By Nathan Hale
Law360, Miami (August 18, 2014, 8:26 PM ET) -- The city of Miami has not been forthcoming with public records and information regarding efforts to develop a long-awaited $400 million-plus mega-yacht marina and mixed-use commercial project on city-owned land on Watson Island, a city resident claims in a lawsuit filed Friday.
Plaintiff Stephen Herbits, a Miami businessman and resident of the nearby Venetian Islands who accused the city in a July 3 lawsuit of seeking to expand the project without public input, says in this latest action that city officials' failures to respond to his requests for records related to their efforts to keep developer Flagstone Island Gardens LLC's project alive is obstructing his and other citizens' efforts to determine the legality of their government's actions.
“Several records already uncovered by plaintiff show that the city has in fact violated several state and local laws, including the City of Miami Charter, and may have violated other laws as well,” Herbits said.
“Defendants' current failure to comply with their obligations under the [Florida Statutes] Chapter 119 not only violates the public records law, but improperly denies plaintiff and the public information to which they are entitled in order to learn what their government is doing and take appropriate action if they so choose,” he added.
In addition to the city, the one-count suit for enforcement of the public records law also names City Manager Daniel Alfonso, Deputy City Manager and Chief of Infrastructure Alice Bravo, Planning and Zoning Director Francisco Garcia, Zoning Administrator Irene Hegedus, City Attorney Victoria Mendez and the Director of Public Facilities Henry Torre as defendants.
The Flagstone development project — originally approved by Miami voters in 2001 — includes a plans for a 50-slip marina that holds yachts up to 400 feet, more than 200,000 square feet for restaurants and retail, two luxury hotels with upward of 600 keys, entertainment and cultural and a fish market, according to information from the city and developer.
It would generate about 2,500 permanent jobs and 10,000 temporary jobs during construction, according to the city's Department of Real Estate Asset Management.
Herbits has asked the court to call an immediate hearing ordering the defendants to show cause why the requested records should not be produced and instructing them to produce them. He also seeks legal costs and attorneys' fees for the suit.
As an example of city officials' conduct, Herbits cites a recent traffic study for the area, including the heavily trafficked MacArthur Causeway which connects downtown Miami and Miami Beach through Watson Island.
As of a February 2014 records request, the city had not provided any traffic studies conducted more recently than 2004. At a May 13 meeting of the Florida Cabinet, however, Bravo defended the property's eligibility for a deed modification by saying, “A traffic study was updated in November 2013 that showed a favorable outcome.”

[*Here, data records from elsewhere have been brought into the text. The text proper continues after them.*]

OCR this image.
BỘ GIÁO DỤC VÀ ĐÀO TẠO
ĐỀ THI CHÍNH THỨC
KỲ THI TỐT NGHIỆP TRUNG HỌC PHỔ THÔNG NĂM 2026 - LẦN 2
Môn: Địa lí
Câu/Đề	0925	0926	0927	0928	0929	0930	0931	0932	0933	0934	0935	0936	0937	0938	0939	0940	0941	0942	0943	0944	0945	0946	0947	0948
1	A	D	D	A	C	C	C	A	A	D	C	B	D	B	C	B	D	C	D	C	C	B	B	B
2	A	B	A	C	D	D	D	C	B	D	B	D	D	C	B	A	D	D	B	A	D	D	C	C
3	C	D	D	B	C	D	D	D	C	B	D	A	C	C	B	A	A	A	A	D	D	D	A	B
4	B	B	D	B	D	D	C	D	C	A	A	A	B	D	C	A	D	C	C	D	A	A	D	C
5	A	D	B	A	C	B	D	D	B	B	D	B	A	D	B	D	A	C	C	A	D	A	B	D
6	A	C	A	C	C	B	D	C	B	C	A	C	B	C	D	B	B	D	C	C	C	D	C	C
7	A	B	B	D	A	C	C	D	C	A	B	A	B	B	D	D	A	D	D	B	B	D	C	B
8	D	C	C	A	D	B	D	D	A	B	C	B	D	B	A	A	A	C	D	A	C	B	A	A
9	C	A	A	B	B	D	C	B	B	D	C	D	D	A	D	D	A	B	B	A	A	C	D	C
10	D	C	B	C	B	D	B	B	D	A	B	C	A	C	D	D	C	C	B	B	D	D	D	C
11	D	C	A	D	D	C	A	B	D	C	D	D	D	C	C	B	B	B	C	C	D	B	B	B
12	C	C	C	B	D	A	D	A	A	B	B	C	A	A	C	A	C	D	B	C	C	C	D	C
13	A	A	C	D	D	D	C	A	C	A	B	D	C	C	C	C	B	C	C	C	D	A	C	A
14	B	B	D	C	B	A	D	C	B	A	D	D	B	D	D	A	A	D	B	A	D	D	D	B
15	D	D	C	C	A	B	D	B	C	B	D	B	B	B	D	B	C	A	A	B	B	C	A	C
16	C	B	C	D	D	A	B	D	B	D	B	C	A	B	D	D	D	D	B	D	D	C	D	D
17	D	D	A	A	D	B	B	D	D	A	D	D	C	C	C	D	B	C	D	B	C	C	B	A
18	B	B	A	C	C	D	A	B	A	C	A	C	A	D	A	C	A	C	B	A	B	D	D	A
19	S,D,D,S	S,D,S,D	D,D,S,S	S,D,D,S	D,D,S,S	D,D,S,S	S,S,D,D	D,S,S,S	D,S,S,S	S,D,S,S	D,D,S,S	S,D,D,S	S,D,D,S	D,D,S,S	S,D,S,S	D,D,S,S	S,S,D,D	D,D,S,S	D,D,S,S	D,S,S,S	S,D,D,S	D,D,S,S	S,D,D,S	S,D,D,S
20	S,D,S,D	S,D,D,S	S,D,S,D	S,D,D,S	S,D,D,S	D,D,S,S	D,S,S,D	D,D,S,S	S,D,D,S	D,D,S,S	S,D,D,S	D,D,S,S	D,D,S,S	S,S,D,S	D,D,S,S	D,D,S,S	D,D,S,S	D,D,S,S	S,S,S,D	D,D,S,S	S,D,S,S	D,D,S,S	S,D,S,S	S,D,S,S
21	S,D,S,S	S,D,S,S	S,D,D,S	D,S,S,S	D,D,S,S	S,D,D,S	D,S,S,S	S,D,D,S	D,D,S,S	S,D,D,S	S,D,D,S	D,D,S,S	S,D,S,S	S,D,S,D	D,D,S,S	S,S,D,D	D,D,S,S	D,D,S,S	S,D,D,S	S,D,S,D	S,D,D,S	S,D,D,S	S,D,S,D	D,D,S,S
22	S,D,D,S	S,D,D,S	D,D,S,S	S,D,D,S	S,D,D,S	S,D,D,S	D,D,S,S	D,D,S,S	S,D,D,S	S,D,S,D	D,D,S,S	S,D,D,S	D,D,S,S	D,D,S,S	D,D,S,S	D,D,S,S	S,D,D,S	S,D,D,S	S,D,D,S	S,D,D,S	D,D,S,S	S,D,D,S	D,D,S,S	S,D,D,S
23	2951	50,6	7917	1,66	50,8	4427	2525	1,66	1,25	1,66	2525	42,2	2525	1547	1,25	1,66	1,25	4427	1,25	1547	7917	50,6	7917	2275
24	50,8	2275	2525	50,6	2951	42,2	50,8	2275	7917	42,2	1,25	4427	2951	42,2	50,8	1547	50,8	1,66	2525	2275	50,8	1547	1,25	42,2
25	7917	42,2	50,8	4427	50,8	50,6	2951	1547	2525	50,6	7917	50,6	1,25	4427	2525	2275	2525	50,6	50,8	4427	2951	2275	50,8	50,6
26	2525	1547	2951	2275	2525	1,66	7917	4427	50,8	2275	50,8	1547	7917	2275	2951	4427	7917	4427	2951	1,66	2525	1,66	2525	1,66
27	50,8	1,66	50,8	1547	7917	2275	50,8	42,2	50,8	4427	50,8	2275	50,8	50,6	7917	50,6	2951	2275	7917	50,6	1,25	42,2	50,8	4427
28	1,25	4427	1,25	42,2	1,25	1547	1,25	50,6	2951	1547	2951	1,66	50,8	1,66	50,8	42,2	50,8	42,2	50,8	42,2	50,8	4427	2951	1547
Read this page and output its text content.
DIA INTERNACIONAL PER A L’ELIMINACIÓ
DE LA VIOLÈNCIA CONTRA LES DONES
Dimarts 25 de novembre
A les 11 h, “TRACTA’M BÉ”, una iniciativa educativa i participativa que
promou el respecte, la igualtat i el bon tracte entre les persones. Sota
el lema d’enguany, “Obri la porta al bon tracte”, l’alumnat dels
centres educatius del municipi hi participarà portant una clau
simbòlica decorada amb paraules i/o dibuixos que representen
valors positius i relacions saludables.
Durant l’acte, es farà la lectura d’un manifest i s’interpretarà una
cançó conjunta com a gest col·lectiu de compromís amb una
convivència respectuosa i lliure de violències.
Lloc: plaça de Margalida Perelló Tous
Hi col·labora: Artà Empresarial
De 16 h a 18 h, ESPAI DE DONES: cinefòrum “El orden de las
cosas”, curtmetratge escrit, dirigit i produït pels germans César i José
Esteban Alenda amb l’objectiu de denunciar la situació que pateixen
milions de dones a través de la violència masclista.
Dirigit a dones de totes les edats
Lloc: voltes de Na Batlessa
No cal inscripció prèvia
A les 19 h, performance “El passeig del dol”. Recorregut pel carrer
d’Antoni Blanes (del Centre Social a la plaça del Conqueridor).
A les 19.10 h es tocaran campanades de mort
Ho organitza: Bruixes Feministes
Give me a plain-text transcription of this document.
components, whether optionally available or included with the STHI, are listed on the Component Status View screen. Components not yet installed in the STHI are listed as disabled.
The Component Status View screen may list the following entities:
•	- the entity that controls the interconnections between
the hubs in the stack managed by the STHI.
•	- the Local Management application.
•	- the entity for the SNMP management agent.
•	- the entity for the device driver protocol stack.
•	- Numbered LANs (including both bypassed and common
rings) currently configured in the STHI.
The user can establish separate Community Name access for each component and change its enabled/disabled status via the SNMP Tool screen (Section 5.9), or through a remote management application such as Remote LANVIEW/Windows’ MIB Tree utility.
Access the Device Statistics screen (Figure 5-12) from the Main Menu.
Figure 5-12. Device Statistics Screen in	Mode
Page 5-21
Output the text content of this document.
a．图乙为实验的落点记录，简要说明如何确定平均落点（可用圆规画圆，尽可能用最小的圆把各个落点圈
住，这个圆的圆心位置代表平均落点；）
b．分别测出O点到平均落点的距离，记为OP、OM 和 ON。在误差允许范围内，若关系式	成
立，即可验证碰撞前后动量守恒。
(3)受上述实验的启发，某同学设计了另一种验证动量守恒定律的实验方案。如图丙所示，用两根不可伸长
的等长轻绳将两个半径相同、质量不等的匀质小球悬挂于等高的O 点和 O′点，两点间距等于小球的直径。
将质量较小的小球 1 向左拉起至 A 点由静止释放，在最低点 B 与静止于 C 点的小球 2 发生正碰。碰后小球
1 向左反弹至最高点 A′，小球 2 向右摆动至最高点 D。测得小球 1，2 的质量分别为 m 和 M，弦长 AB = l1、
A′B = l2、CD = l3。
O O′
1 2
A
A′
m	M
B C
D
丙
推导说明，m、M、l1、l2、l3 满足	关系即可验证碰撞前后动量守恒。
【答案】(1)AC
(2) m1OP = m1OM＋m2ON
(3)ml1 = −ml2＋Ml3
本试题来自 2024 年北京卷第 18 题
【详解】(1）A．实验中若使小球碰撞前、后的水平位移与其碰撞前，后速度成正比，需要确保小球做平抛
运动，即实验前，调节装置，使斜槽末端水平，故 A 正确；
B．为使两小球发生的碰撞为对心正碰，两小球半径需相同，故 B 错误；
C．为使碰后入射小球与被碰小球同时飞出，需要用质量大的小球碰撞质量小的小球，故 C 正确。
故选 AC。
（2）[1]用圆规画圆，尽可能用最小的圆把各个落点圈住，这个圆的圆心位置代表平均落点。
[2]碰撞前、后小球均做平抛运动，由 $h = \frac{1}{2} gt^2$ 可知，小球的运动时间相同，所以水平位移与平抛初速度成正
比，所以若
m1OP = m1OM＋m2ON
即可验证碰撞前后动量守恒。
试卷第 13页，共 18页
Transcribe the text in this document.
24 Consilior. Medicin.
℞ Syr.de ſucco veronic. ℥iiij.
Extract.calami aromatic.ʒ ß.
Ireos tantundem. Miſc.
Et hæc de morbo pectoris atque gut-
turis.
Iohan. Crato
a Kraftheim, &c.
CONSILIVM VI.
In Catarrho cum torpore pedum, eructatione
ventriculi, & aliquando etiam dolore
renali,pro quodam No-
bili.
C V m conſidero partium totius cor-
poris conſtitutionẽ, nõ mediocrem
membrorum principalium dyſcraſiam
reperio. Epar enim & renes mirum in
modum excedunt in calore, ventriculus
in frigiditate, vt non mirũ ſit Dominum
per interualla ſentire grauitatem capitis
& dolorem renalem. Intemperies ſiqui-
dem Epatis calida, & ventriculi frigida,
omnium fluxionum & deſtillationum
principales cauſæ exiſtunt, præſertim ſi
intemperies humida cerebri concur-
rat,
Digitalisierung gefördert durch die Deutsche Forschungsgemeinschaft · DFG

Following another records request filed a few days later, the city on May 19 produced a document titled “Island Gardens Traffic Study,” Herbits said, but it has not provided any of the related prior or subsequent correspondence, amendments, edits or other records requested.
City commissioners approved a deal in May under which Flagstone agreed to pay a minimum of $2 million in rent annually to the city for the property and the deadline for construction to commence was extended to June 2.
Despite multiple public requests since then, the city has not provided documents on the ground lease or proof that Flagstone delivered to the city showing that the company met the required conditions to maintain its development rights, Herbits said.
This includes timesheet entries reportedly provided by the city to a local news outlet showing Flagstone's environmental consultant had done work that the city and Flagstone say qualifies as “start of construction.”
As of Friday, “the city has produced only a miniscule number of paper documents since October 2013, and has produced no electronic or paper records of any kind dated later than May 5, 2014, despite evidence of substantial ongoing activity within the city and despite Chapter 119 requests by plaintiff covering these time periods,” Herbits says.
Alfonso, Bravo, Mendez and Torre have not responded at all to July 3 requests Herbits says he directed to them individually in light of the alleged lack of compliance by the city. Garcia and Hegedus, or their offices, have provided some documents in response to that request, but Herbits says he has reason to believe their responses were incomplete.
“With possible legal deadlines looming for members of the public to challenge the city's actions, it is imperative that this court act immediately and order the city to comply with its obligations [under the Florida Constitution and Florida Statutes],” he said.
Garcia, the planning and zoning director, referred inquiries to the city attorney's office.
"We hope to dispose of this case swiftly," City Attorney Mendez told Law360 Tuesday afternoon, declining further comment while litigation is pending.
Herbits is represented by Samuel J. Dubbin of Dubbin & Kravetz LLP.
The city is represented by City Attorney Victoria Mendez. Counsel information for the individual defendants was not immediately available.
The case is Herbits v. City of Miami et al., case number 2014-21347-CA-01, in the Circuit Court for the Eleventh Judicial Circuit of Florida.